Like Bowie’s Thomas Newton, Faraday also hails from the planet Althea and has come to Earth seeking water to save his drought-stricken home. Although a climate crisis is also ravaging Earth, which leaves him and his allies – Naomie Harris’ physicist Justin and Rob Delaney’s investor Hatch - with two planets to save.
And four from the archive…
Lord of the Flies meets Lost in this genre bending plane crash survival story. In 1996, a high-flying, high school soccer team from New Jersey is travelling to Seattle for a national tournament when their plane crashes deep in the Ontario wilderness. The remaining players must fend for themselves for nineteen long months, and if the cuts to their current lives in 2021 are anything to go by – haunted by flashbacks to all the horrors - their survival was far more brutal than they’re letting on.

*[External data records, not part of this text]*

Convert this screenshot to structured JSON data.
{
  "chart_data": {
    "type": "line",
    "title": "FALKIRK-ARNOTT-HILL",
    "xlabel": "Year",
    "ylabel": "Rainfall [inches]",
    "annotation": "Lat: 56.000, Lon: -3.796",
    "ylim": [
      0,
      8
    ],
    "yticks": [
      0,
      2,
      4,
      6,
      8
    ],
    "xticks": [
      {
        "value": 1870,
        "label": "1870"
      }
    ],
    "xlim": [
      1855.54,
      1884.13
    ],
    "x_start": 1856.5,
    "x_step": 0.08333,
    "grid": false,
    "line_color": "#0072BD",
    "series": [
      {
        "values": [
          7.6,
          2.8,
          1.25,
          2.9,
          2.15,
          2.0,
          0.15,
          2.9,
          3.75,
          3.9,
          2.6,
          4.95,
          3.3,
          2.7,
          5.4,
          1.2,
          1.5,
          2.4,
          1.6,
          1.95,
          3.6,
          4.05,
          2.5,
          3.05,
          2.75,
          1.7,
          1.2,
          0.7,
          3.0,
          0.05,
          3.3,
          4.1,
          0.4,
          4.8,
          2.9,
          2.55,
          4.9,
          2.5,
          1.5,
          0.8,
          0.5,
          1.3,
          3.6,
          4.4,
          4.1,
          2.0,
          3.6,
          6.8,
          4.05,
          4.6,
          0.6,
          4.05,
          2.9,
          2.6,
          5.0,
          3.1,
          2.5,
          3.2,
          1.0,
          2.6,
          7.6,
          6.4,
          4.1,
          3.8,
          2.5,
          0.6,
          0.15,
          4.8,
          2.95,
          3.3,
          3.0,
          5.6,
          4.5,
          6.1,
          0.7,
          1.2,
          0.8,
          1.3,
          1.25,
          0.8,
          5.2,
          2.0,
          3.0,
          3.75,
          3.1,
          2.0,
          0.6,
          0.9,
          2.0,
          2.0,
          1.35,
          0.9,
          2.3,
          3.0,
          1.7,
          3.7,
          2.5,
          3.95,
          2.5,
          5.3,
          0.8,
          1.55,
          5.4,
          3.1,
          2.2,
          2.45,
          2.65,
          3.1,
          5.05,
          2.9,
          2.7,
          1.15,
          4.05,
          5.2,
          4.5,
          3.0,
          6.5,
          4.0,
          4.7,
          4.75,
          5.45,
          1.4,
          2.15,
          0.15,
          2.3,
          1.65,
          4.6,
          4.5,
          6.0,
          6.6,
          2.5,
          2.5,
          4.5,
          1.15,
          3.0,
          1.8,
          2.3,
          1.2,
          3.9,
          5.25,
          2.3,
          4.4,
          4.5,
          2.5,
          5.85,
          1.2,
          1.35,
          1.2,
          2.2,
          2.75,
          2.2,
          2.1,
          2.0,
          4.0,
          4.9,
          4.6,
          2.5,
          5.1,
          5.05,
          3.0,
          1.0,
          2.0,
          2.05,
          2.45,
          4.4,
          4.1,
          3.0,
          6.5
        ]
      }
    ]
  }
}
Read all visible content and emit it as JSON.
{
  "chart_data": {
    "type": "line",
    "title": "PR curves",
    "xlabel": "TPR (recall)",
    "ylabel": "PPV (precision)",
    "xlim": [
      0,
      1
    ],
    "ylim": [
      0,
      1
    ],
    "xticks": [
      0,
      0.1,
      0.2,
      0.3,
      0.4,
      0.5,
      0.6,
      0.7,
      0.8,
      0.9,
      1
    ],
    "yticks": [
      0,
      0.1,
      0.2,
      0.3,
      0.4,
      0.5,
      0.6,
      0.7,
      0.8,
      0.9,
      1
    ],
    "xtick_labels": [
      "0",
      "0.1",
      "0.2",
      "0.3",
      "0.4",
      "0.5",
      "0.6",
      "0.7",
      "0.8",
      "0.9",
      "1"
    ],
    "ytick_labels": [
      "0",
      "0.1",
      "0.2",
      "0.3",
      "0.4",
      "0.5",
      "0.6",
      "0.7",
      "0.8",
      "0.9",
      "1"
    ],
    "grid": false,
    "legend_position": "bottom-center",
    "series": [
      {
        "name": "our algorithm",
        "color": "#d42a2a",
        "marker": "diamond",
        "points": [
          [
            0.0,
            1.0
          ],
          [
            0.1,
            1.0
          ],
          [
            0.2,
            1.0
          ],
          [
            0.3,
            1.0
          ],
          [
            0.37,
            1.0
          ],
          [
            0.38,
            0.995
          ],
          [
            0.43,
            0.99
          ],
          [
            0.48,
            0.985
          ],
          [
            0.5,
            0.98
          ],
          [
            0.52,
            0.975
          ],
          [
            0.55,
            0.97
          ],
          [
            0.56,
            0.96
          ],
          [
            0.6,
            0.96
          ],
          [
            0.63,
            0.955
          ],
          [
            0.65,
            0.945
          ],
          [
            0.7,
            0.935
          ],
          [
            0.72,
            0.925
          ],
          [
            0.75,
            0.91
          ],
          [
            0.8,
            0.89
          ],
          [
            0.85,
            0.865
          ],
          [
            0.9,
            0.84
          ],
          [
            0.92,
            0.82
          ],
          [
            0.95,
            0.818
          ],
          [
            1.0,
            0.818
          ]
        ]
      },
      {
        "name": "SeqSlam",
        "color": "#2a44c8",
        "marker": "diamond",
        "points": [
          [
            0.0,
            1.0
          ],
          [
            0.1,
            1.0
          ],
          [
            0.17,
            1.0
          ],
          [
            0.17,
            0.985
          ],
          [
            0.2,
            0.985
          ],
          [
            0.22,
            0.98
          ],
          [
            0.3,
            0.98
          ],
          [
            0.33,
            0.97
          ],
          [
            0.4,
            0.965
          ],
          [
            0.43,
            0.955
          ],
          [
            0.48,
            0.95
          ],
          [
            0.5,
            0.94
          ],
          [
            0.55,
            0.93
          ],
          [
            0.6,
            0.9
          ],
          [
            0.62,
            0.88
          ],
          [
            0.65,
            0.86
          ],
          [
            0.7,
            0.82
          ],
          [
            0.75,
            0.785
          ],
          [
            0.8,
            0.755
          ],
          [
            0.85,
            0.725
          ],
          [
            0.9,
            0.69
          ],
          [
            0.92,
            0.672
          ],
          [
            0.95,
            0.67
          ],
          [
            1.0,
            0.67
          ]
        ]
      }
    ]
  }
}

The slick and soapy Billions brings the cat-and-mouse game to the world of high finance, where the stakes are high and the morals flexible. Damian Lewis stars as hedge fund king Bobby Axelrod, aggressively accumulating wealth and power with little regard for the law. And on his tail is Paul Giamatti’s United States Attorney Chuck Rhoades, just as ruthless but lawfully so, with a penchant for punishing rich lawbreakers like Bobby who think they can simply buy their way out of trouble.
One of the most celebrated sitcoms of all time that also happens to be a spin-off. Frasier followed the uptight psychiatrist Frasier Crane (Kelsey Grammer) from Cheers after the series wrapped to create a warm and witty comedy based on the lovable snob. Reeling from his divorce from Lilith (Bebe Neuwirth), he returns to his hometown of Seattle, buys a luxury pad and becomes a radio show host. But his new home is soon invaded by pests: his grumpy ex-cop father Martin (John Mahoney), his even snobbier younger brother Niles (Pierce) and Martin’s Mancunian carer Daphne (Jane Leeves). Not to mention Martin’s dog and fan favourite, Eddie.
David Lynch’s Twin Peaks is so shrouded in mystery and strikes such an uncanny tone that it defies simple description. The plot has a generic enough premise, with Kyle MacLachlan’s FBI Special Agent Dale Cooper tasked with investigating the murder of a homecoming queen in the fictional small town Twin Peaks. But in typical fashion, Lynch alchemises all the American archetypes into idiosyncrasies, producing a surreal soap opera as campy as it is creepy and arguably one of the greatest series ever made.